Japan is currently getting its wish, with prices increasing 3.8% in December, but that's unlikely to last -- it's largely the result of higher fuel prices for a nation that imports all its oil. The 3.8% rate was little-changed from November's 3.7% pace, so it looks like Japan, as with the United States, is seeing the crest of the inflation wave.
Japan is so used to deflation, thanks to the "lost decades" following the bursting of its 1980s asset bubble, that the current pace of inflation is the highest since 1981. It's certainly a shock to the system for consumers, who aren't accustomed to prices rising, well, ever.
It may be enough to force the Japanese economy into a short contraction. Japanese GDP may have contracted 0.2% for November, the Japan Center for Economic Research forecast this week, with higher prices hurting private-household spending. But Q4 may nevertheless have posted a 2.9% increase in Japanese economic activity. So there's no recession on the cards.
Excluding food and fuel, Japanese prices are not yet truly advancing. And wages remain stubbornly sticky. It was therefore with real encouragement that we heard this week that Uniqlo's parent company, Fast Retailing (T:9983) (FRCOY) , plans on raising wages by as much as one-third. We are heading into the spring labor-negotiation period for Japan and South Korea, so unions and employees will be looking to guarantee their pay is keeping pace with inflation.
Average pay in Japan is just US$39,711, as of 2021 figures, well below the OECD average for developed economies of US$51,607. It has not changed much at all since the early 1990s.
Japanese Prime Minister Fumio Kishida, currently on a whirlwind tour of G7 nations as part of Japan's presidency this year of the group, has been desperately calling on employers back home to raise wages. It may have been a faux pas last year for Japanese central bank governor Haruhiko Kuroda to say it would be a good thing if Japanese consumers come to expect higher prices -- but he clarified, quite correctly, that it would be a positive if it comes because wages and incomes can also rise.
Uniqlo, struggling to find store staff in an ageing, declining population, says it will boost pay for new graduate employees to ¥300,000 (US$2,330) per month, up 17.6%. New store managers will see their take-home rise to ¥390,000 (US$3,030), up around 36%.
Economists are already calling the December inflation numbers the Japanese peak.

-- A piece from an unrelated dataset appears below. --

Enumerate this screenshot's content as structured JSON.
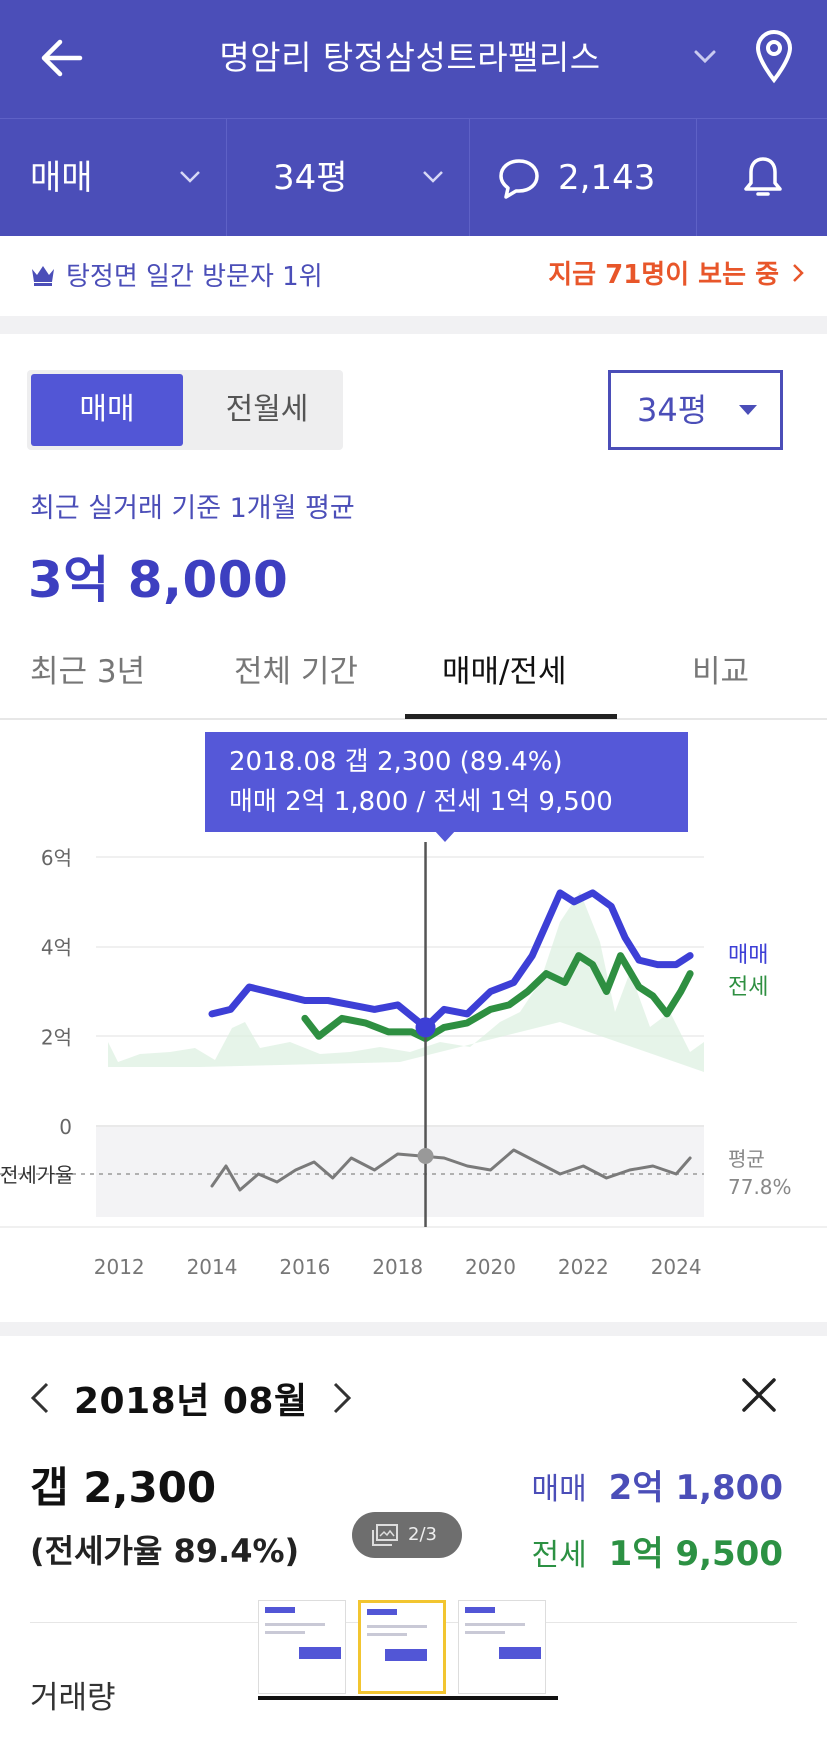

Every nation around the Asia Pacific region should see lower inflation in 2023, bar China and Hong Kong, which had such a disrupted 2022.
"The rate hiking cycle is in its finale," Nomura says of Asia, in its global outlook for 2023. "Disinflation" will truly set in for the second half of this year, and if growth also slows, central banks may start cutting interest rates in 2H 2023 as well as for 2024. India, for instance, may have a final rate hike in February, followed by 75 basis points in cuts by the end of the year.
With appetite growing for Asian allocations, and capital flowing into the region, those trends are all generally positive for Asian equity markets. The quant stars seem aligned for an Asian rally in 2023.